By Patrick Githinji
The Consolidated Bank of Kenya will spend over Sh100 million on rebranding ahead of plans to privatise the institution before end of December.
The bank’s CEO David Wachira said the process was on and reflects the bank’s growth, transformation and commitment to deliver a unique retail experience to customers.
Mr Wachira spoke yesterday on the sidelines of a ceremony to unveil a new logo and brand proposition in Nairobi.
He said the rebranding will take about two years.
At the same time, the bank announced plans to open branches in Nakuru, Eldoret and Nyahururu. So far, the bank has 12 branches in the country.
"We are also looking into agency banking. We want a third party agent to increase our coverage where the bank has no presence.

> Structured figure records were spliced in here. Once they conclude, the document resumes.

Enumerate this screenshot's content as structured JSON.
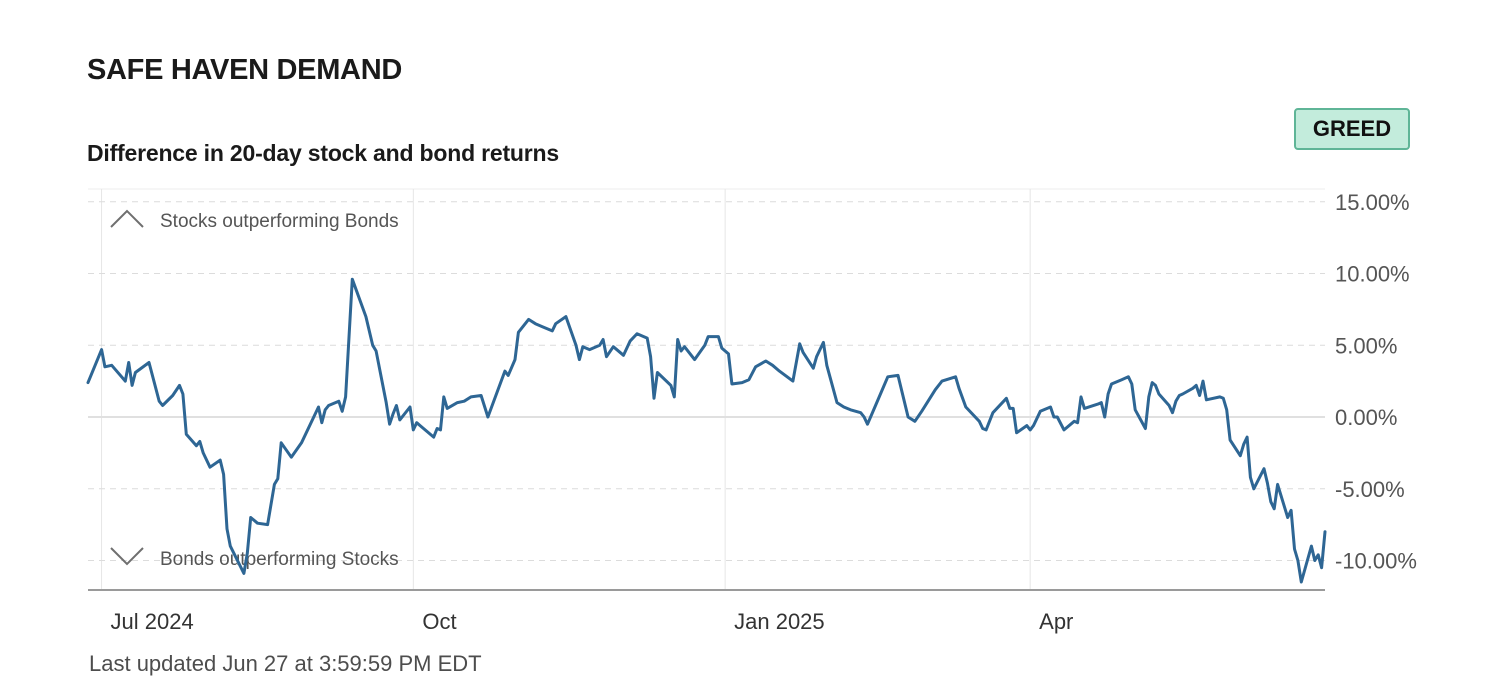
{
  "header": {
    "title": "SAFE HAVEN DEMAND",
    "subtitle": "Difference in 20-day stock and bond returns",
    "badge": "GREED",
    "updated": "Last updated Jun 27 at 3:59:59 PM EDT"
  },
  "colors": {
    "line": "#2e6694",
    "badge_fill": "#c3ecdc",
    "badge_border": "#5fb597"
  },
  "icons": {
    "up": "chevron-up-icon",
    "down": "chevron-down-icon"
  },
  "chart_data": {
    "type": "line",
    "title": "Difference in 20-day stock and bond returns",
    "annotations": {
      "top": "Stocks outperforming Bonds",
      "bottom": "Bonds outperforming Stocks"
    },
    "x_ticks": [
      {
        "label": "Jul 2024",
        "date": "2024-07-01"
      },
      {
        "label": "Oct",
        "date": "2024-10-01"
      },
      {
        "label": "Jan 2025",
        "date": "2025-01-01"
      },
      {
        "label": "Apr",
        "date": "2025-04-01"
      }
    ],
    "y_ticks": [
      {
        "label": "15.00%",
        "value": 15
      },
      {
        "label": "10.00%",
        "value": 10
      },
      {
        "label": "5.00%",
        "value": 5
      },
      {
        "label": "0.00%",
        "value": 0
      },
      {
        "label": "-5.00%",
        "value": -5
      },
      {
        "label": "-10.00%",
        "value": -10
      }
    ],
    "xlim": [
      "2024-06-27",
      "2025-06-27"
    ],
    "ylim": [
      -12,
      16
    ],
    "grid": true,
    "series": [
      {
        "values": [
          [
            "2024-06-27",
            2.4
          ],
          [
            "2024-07-01",
            4.7
          ],
          [
            "2024-07-02",
            3.5
          ],
          [
            "2024-07-04",
            3.6
          ],
          [
            "2024-07-08",
            2.5
          ],
          [
            "2024-07-09",
            3.8
          ],
          [
            "2024-07-10",
            2.2
          ],
          [
            "2024-07-11",
            3.1
          ],
          [
            "2024-07-15",
            3.8
          ],
          [
            "2024-07-18",
            1.1
          ],
          [
            "2024-07-19",
            0.8
          ],
          [
            "2024-07-22",
            1.5
          ],
          [
            "2024-07-24",
            2.2
          ],
          [
            "2024-07-25",
            1.6
          ],
          [
            "2024-07-26",
            -1.2
          ],
          [
            "2024-07-29",
            -2.0
          ],
          [
            "2024-07-30",
            -1.7
          ],
          [
            "2024-07-31",
            -2.5
          ],
          [
            "2024-08-02",
            -3.5
          ],
          [
            "2024-08-05",
            -3.0
          ],
          [
            "2024-08-06",
            -4.0
          ],
          [
            "2024-08-07",
            -7.8
          ],
          [
            "2024-08-08",
            -9.0
          ],
          [
            "2024-08-12",
            -10.9
          ],
          [
            "2024-08-13",
            -9.5
          ],
          [
            "2024-08-14",
            -7.0
          ],
          [
            "2024-08-16",
            -7.4
          ],
          [
            "2024-08-19",
            -7.5
          ],
          [
            "2024-08-21",
            -4.7
          ],
          [
            "2024-08-22",
            -4.3
          ],
          [
            "2024-08-23",
            -1.8
          ],
          [
            "2024-08-26",
            -2.8
          ],
          [
            "2024-08-29",
            -1.8
          ],
          [
            "2024-09-03",
            0.7
          ],
          [
            "2024-09-04",
            -0.4
          ],
          [
            "2024-09-05",
            0.5
          ],
          [
            "2024-09-06",
            0.8
          ],
          [
            "2024-09-09",
            1.1
          ],
          [
            "2024-09-10",
            0.4
          ],
          [
            "2024-09-11",
            1.4
          ],
          [
            "2024-09-13",
            9.6
          ],
          [
            "2024-09-17",
            7.0
          ],
          [
            "2024-09-19",
            5.0
          ],
          [
            "2024-09-20",
            4.6
          ],
          [
            "2024-09-23",
            1.0
          ],
          [
            "2024-09-24",
            -0.5
          ],
          [
            "2024-09-25",
            0.2
          ],
          [
            "2024-09-26",
            0.8
          ],
          [
            "2024-09-27",
            -0.2
          ],
          [
            "2024-09-30",
            0.7
          ],
          [
            "2024-10-01",
            -0.9
          ],
          [
            "2024-10-02",
            -0.4
          ],
          [
            "2024-10-03",
            -0.6
          ],
          [
            "2024-10-07",
            -1.4
          ],
          [
            "2024-10-08",
            -0.8
          ],
          [
            "2024-10-09",
            -0.9
          ],
          [
            "2024-10-10",
            1.4
          ],
          [
            "2024-10-11",
            0.6
          ],
          [
            "2024-10-14",
            1.0
          ],
          [
            "2024-10-16",
            1.1
          ],
          [
            "2024-10-18",
            1.4
          ],
          [
            "2024-10-21",
            1.5
          ],
          [
            "2024-10-23",
            0.0
          ],
          [
            "2024-10-28",
            3.2
          ],
          [
            "2024-10-29",
            2.9
          ],
          [
            "2024-10-31",
            4.0
          ],
          [
            "2024-11-01",
            5.9
          ],
          [
            "2024-11-04",
            6.8
          ],
          [
            "2024-11-06",
            6.5
          ],
          [
            "2024-11-08",
            6.3
          ],
          [
            "2024-11-11",
            6.0
          ],
          [
            "2024-11-12",
            6.5
          ],
          [
            "2024-11-15",
            7.0
          ],
          [
            "2024-11-18",
            5.0
          ],
          [
            "2024-11-19",
            4.0
          ],
          [
            "2024-11-20",
            4.9
          ],
          [
            "2024-11-22",
            4.7
          ],
          [
            "2024-11-25",
            5.0
          ],
          [
            "2024-11-26",
            5.4
          ],
          [
            "2024-11-27",
            4.2
          ],
          [
            "2024-11-29",
            4.9
          ],
          [
            "2024-12-02",
            4.3
          ],
          [
            "2024-12-04",
            5.3
          ],
          [
            "2024-12-06",
            5.8
          ],
          [
            "2024-12-09",
            5.5
          ],
          [
            "2024-12-10",
            4.2
          ],
          [
            "2024-12-11",
            1.3
          ],
          [
            "2024-12-12",
            3.1
          ],
          [
            "2024-12-16",
            2.2
          ],
          [
            "2024-12-17",
            1.4
          ],
          [
            "2024-12-18",
            5.4
          ],
          [
            "2024-12-19",
            4.6
          ],
          [
            "2024-12-20",
            4.9
          ],
          [
            "2024-12-23",
            4.0
          ],
          [
            "2024-12-26",
            5.0
          ],
          [
            "2024-12-27",
            5.6
          ],
          [
            "2024-12-30",
            5.6
          ],
          [
            "2024-12-31",
            4.8
          ],
          [
            "2025-01-02",
            4.4
          ],
          [
            "2025-01-03",
            2.3
          ],
          [
            "2025-01-06",
            2.4
          ],
          [
            "2025-01-08",
            2.6
          ],
          [
            "2025-01-10",
            3.5
          ],
          [
            "2025-01-13",
            3.9
          ],
          [
            "2025-01-15",
            3.6
          ],
          [
            "2025-01-17",
            3.2
          ],
          [
            "2025-01-21",
            2.5
          ],
          [
            "2025-01-23",
            5.1
          ],
          [
            "2025-01-24",
            4.5
          ],
          [
            "2025-01-27",
            3.4
          ],
          [
            "2025-01-28",
            4.2
          ],
          [
            "2025-01-30",
            5.2
          ],
          [
            "2025-01-31",
            3.6
          ],
          [
            "2025-02-03",
            1.0
          ],
          [
            "2025-02-05",
            0.7
          ],
          [
            "2025-02-07",
            0.5
          ],
          [
            "2025-02-10",
            0.3
          ],
          [
            "2025-02-11",
            0.0
          ],
          [
            "2025-02-12",
            -0.5
          ],
          [
            "2025-02-14",
            0.6
          ],
          [
            "2025-02-18",
            2.8
          ],
          [
            "2025-02-21",
            2.9
          ],
          [
            "2025-02-24",
            0.0
          ],
          [
            "2025-02-26",
            -0.3
          ],
          [
            "2025-02-28",
            0.4
          ],
          [
            "2025-03-04",
            1.9
          ],
          [
            "2025-03-06",
            2.5
          ],
          [
            "2025-03-10",
            2.8
          ],
          [
            "2025-03-11",
            2.0
          ],
          [
            "2025-03-13",
            0.7
          ],
          [
            "2025-03-17",
            -0.3
          ],
          [
            "2025-03-18",
            -0.8
          ],
          [
            "2025-03-19",
            -0.9
          ],
          [
            "2025-03-21",
            0.3
          ],
          [
            "2025-03-25",
            1.3
          ],
          [
            "2025-03-26",
            0.6
          ],
          [
            "2025-03-27",
            0.6
          ],
          [
            "2025-03-28",
            -1.1
          ],
          [
            "2025-03-31",
            -0.6
          ],
          [
            "2025-04-01",
            -0.9
          ],
          [
            "2025-04-02",
            -0.6
          ],
          [
            "2025-04-04",
            0.4
          ],
          [
            "2025-04-07",
            0.7
          ],
          [
            "2025-04-08",
            0.0
          ],
          [
            "2025-04-09",
            0.0
          ],
          [
            "2025-04-11",
            -0.9
          ],
          [
            "2025-04-14",
            -0.3
          ],
          [
            "2025-04-15",
            -0.4
          ],
          [
            "2025-04-16",
            1.4
          ],
          [
            "2025-04-17",
            0.6
          ],
          [
            "2025-04-21",
            0.9
          ],
          [
            "2025-04-22",
            1.0
          ],
          [
            "2025-04-23",
            0.0
          ],
          [
            "2025-04-24",
            1.6
          ],
          [
            "2025-04-25",
            2.3
          ],
          [
            "2025-04-28",
            2.6
          ],
          [
            "2025-04-29",
            2.7
          ],
          [
            "2025-04-30",
            2.8
          ],
          [
            "2025-05-01",
            2.3
          ],
          [
            "2025-05-02",
            0.5
          ],
          [
            "2025-05-05",
            -0.8
          ],
          [
            "2025-05-06",
            1.4
          ],
          [
            "2025-05-07",
            2.4
          ],
          [
            "2025-05-08",
            2.2
          ],
          [
            "2025-05-09",
            1.6
          ],
          [
            "2025-05-12",
            0.8
          ],
          [
            "2025-05-13",
            0.3
          ],
          [
            "2025-05-14",
            1.1
          ],
          [
            "2025-05-15",
            1.5
          ],
          [
            "2025-05-16",
            1.6
          ],
          [
            "2025-05-19",
            2.0
          ],
          [
            "2025-05-20",
            2.2
          ],
          [
            "2025-05-21",
            1.5
          ],
          [
            "2025-05-22",
            2.5
          ],
          [
            "2025-05-23",
            1.2
          ],
          [
            "2025-05-27",
            1.4
          ],
          [
            "2025-05-28",
            1.3
          ],
          [
            "2025-05-29",
            0.5
          ],
          [
            "2025-05-30",
            -1.6
          ],
          [
            "2025-06-02",
            -2.7
          ],
          [
            "2025-06-03",
            -1.9
          ],
          [
            "2025-06-04",
            -1.4
          ],
          [
            "2025-06-05",
            -4.2
          ],
          [
            "2025-06-06",
            -5.0
          ],
          [
            "2025-06-09",
            -3.6
          ],
          [
            "2025-06-10",
            -4.6
          ],
          [
            "2025-06-11",
            -5.9
          ],
          [
            "2025-06-12",
            -6.4
          ],
          [
            "2025-06-13",
            -4.7
          ],
          [
            "2025-06-16",
            -7.0
          ],
          [
            "2025-06-17",
            -6.5
          ],
          [
            "2025-06-18",
            -9.2
          ],
          [
            "2025-06-19",
            -10.0
          ],
          [
            "2025-06-20",
            -11.5
          ],
          [
            "2025-06-23",
            -9.0
          ],
          [
            "2025-06-24",
            -10.0
          ],
          [
            "2025-06-25",
            -9.6
          ],
          [
            "2025-06-26",
            -10.5
          ],
          [
            "2025-06-27",
            -8.0
          ]
        ]
      }
    ]
  }
}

Already, we have identified more than 350 potential agents to be engaged immediately after CBK approval of the service," he said.
Agency Banking
Central Bank of Kenya (CBK) Governor Njuguna Ndung’u said the rules that will guide third party agents have been published and they anticipate a high uptake by banks to reach the unbanked.
"The agency banking models was designed to assist commercial banks to lower their cost of offering services while at the same time improving their earnings. Besides, more Kenyans are offered an opportunity to access financial services," Prof Ndung’u explained.
The new logo and brand proposition resonates with the banks’ planned transformation in terms of technology, people, processes and channels outlined in the banks’ five year strategic plan.
However, the rebranding exercise is also expected to boost the banks’ rising profitability which increased by 37 per cent in the face of increased competition and slow economic growth.
Last year, Consolidated Bank recorded a pre-tax profit of Sh116 million against Sh84 million in the past year. Wachira said the bank will focus on customer satisfaction through a unique, flexible and innovative approach. Consolidated Bank is fully owned by the Government — 51 per cent is held by Treasury through the Deposit Protection Fund and 25 per cent is held by parastatals.